Альма вытаскивает оттуда скатерти, салфетки, подсвечники и свечи. Ингрид между тем подходит к дверям веранды и спрашивает, каков был в этом году урожай в саду.
— Вишни хорошо плодоносили, ранний урожай и такой прекрасный. Но из-за дождей в конце июня зачервивели и стали годиться лишь на корм птицам.
Рихард рассказывает еще про абрикосы (заморозки во время цветения), про яблоки эрцгерцога Иоганна (стабильный сорт, дерево в лучшей поре), про сливы (дерево стареет). Но его объяснения вроде как не доходят до Ингрид. Его дочь смотрит в сад и видит там себя, бегающую между деревьями.
Он перебивает себя:
— Оглядываясь назад, всегда испытываешь ностальгию.
Ингрид отвечает сухо, пробормотав вполоборота и тем не менее горько:
— С тех пор как мне указали здесь на дверь, моя ностальгия не так велика.
Рихард спрашивает себя, для чего он вообще открывает рот. Нормальный разговор, похоже, давно уже невозможен. Каждое слово встречается в штыки. И незачем их зря тратить. И что пользы теперь вспоминать, что в детстве Ингрид слепо верила ему? Теперь даже не верится, но ведь и в начале гимназии она испытывала постоянную потребность поделиться с ним. После того как в саду у соседей, родственников Вессели, где она играла в бадминтон, ее пригласили участвовать в съемках фильма «Надворный советник Гайгер», она во всех подробностях рассказывала ему, как к ней подошли, а потом еще раз — на случай, если какая-то мелочь была упущена. И это тоже позади: ушло, ушло, ушло.
Он говорит:
— Теперь много пишут о том, как важно вовремя уйти из родительского дома.
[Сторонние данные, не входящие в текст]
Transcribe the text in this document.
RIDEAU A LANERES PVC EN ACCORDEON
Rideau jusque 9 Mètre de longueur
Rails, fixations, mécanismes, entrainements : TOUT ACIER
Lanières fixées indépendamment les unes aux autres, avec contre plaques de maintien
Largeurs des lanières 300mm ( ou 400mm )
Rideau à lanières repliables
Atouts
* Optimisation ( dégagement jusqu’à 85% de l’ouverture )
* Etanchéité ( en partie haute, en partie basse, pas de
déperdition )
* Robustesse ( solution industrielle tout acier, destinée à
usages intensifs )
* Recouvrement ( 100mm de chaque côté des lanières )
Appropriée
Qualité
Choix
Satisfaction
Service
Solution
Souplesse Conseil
— Значит, ты находишь хорошую сторону и в том, что прогнал меня.
Да, ушло.
— Ну, если тебе хочется видеть это в таком свете.
— Да, мне хочется видеть это в таком свете. Я даже могу сказать тебе почему. Потому что тебе всегда нужно быть правым, любой ценой.
Рихард сдается. Его мозг сегодня измучен и забит вопросами и атаками прошлого, но у него хватает ума понять, что все это бессмысленно. Разговор ходит по кругу. Это так. Что было, то было: когда Ингрид однажды опять вернулась домой в полночь, да еще и огрызалась, его терпение лопнуло, он полчаса орал на нее, а потом велел ей убираться. Но только потому, что ему больше ничего не пришло в голову в ответ на ее молчание, то строптивое, то презрительное. Он просто сорвался. Тем более что он и перед этим был не в духе, все как всегда, одно к одному: его секретарша опять забеременела. Но на следующее утро он принял меры, он не из тех, кто не признает своих ошибок.